Feb 2, 2011 15:24 GMT  ·  By
There will be only one Hadoop, not counting Cloudera enterprise-oriented flavor
   There will be only one Hadoop, not counting Cloudera enterprise-oriented flavor

Those looking for a platform to mange huge data sets on a large scale will have an easier time choosing, Yahoo has announced that it will be dropping development on its own Hadoop version and instead will start working together more closely with the Apache community and fully supporting Apache Hadoop.

The community-driven edition will eventually be adopted internally by Yahoo which will be merging all improvements and changes from its own distribution.

"I'm pleased to announce that after some reflection, Yahoo! has decided to discontinue the 'The Yahoo Distribution of Hadoop' and focus on Apache Hadoop," Eric Baldeschwieler, VP of Hadoop development at Yahoo, announced.

"We plan to remove all references to a Yahoo distribution from our website, close our github repo and focus on working more closely with the Apache community," he explained.

Both distributions share common roots, obviously, but, in time, Yahoo started doing more work independently, despite being one of the leading forces in developing Apache Hadoop, early on.

In 2009, Yahoo decided to open source the version it had been using internally, in an effort to help the community move forward faster.
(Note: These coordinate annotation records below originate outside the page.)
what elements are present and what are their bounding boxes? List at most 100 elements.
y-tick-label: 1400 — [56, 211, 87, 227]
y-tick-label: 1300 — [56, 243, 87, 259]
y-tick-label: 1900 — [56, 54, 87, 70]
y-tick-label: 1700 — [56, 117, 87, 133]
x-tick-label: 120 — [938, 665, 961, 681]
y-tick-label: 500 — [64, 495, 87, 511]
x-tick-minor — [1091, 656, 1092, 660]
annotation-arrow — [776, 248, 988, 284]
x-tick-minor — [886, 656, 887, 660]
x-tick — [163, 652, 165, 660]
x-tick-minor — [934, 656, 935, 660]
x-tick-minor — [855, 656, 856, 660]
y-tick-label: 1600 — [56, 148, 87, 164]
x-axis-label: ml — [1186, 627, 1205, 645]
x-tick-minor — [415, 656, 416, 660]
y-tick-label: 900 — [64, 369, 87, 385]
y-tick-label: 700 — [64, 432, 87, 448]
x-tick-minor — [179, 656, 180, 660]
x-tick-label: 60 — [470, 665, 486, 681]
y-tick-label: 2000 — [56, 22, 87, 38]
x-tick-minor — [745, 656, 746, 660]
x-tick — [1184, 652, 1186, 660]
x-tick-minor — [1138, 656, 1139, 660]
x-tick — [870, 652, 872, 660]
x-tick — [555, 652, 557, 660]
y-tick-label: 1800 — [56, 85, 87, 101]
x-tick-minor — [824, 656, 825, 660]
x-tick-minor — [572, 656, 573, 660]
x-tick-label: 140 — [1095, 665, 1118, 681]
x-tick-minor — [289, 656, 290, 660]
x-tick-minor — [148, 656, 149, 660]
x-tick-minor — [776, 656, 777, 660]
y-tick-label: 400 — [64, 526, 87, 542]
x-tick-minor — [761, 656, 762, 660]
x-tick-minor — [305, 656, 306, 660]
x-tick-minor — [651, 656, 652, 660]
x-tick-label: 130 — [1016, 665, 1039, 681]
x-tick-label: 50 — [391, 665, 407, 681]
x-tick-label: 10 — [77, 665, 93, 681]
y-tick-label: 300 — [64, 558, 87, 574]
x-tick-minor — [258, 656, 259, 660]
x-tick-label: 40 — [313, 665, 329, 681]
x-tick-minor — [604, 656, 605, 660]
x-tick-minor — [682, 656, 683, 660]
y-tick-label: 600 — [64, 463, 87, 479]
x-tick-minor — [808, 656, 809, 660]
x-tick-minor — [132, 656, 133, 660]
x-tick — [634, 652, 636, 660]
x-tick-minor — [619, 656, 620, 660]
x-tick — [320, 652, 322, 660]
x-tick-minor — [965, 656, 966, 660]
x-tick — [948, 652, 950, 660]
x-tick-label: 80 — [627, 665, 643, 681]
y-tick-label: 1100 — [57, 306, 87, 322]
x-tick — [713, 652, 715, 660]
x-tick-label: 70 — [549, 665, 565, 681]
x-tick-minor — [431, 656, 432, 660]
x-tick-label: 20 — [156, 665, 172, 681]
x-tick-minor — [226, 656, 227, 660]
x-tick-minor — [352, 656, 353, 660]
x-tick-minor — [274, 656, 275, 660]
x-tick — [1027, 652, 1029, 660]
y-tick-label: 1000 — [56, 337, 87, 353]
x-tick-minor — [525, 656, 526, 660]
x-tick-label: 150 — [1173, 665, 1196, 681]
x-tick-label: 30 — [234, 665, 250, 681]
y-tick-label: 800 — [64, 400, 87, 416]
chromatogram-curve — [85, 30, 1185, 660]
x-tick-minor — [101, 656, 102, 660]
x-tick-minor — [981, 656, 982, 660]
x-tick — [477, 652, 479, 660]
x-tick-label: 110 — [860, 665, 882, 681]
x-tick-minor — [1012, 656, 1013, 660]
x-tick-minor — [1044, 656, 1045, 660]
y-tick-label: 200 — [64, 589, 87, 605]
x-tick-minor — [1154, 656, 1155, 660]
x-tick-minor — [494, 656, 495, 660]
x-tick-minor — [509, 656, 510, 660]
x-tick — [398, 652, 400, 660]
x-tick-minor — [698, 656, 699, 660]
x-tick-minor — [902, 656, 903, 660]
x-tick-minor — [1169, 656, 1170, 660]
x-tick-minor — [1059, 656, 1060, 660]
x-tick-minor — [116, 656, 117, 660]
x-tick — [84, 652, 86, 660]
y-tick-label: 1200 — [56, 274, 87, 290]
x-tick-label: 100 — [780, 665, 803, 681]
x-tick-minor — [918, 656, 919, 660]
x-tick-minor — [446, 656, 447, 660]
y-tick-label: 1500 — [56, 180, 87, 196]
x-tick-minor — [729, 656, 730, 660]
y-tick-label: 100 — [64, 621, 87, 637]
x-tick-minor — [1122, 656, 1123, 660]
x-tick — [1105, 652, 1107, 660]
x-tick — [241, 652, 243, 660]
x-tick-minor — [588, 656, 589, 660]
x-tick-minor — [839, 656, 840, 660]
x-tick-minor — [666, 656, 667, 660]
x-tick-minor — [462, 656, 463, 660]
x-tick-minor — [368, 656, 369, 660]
However, this actually led to a weaker ecosystem since there were now two major open source Hadoop distributions.

Development continued in parallel leading to the situation today when Yahoo decided that the only way of ensuring a balance was to start working on an unified distribution.
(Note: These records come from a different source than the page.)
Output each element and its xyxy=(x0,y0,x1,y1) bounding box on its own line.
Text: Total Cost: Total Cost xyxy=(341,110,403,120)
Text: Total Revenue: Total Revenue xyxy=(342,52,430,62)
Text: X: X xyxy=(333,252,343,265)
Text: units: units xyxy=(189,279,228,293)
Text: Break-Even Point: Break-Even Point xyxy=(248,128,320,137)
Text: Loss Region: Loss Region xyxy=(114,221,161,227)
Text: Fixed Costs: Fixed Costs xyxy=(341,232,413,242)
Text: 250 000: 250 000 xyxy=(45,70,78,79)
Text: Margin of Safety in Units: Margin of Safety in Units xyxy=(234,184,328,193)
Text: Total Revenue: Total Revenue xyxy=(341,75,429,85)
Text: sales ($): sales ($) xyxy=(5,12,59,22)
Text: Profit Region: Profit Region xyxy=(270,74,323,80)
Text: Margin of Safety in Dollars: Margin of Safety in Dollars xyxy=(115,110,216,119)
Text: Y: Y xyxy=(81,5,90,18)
As such, Yahoo is now looking to merge its code with Apache Hadoop. The current stable version Yahoo uses on 40,000 notes, Hadoop-0.20-sustaining, will be merged into the Apache Hadoop 0.20 Security branch.
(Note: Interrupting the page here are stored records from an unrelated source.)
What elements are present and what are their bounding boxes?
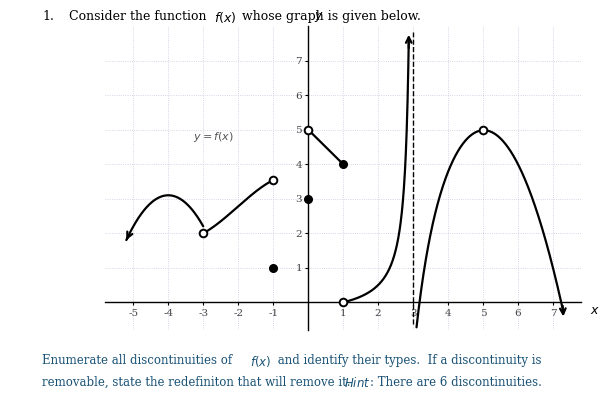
Text: $f(x)$: $f(x)$ <box>214 10 236 25</box>
Text: and identify their types.  If a discontinuity is: and identify their types. If a discontin… <box>274 354 541 367</box>
Text: 1.: 1. <box>42 10 54 23</box>
Text: $f(x)$: $f(x)$ <box>250 354 271 369</box>
Text: Consider the function: Consider the function <box>69 10 211 23</box>
Text: Enumerate all discontinuities of: Enumerate all discontinuities of <box>42 354 236 367</box>
Text: whose graph is given below.: whose graph is given below. <box>238 10 421 23</box>
Text: $y = f(x)$: $y = f(x)$ <box>193 130 234 144</box>
Text: removable, state the redefiniton that will remove it.: removable, state the redefiniton that wi… <box>42 376 358 389</box>
Text: : There are 6 discontinuities.: : There are 6 discontinuities. <box>370 376 542 389</box>
Text: $\it{Hint}$: $\it{Hint}$ <box>344 376 371 390</box>
Text: $y$: $y$ <box>314 10 324 24</box>
Text: $x$: $x$ <box>590 304 600 318</box>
Likewise, Yahoo's Hadoop-future, where new features are implemented and tested before introducing them on a large scale, will be merged into the active development branch. From there, Yahoo plans to focus solely on the Apache-backed distribution and contribute to it directly.

"In summary, our decision to discontinue the 'Yahoo! Distribution of Hadoop' is a commitment to working more effectively with the Apache Hadoop community. Our goal is to make Apache Hadoop THE open source platform for big data," Baldeschwieler concluded.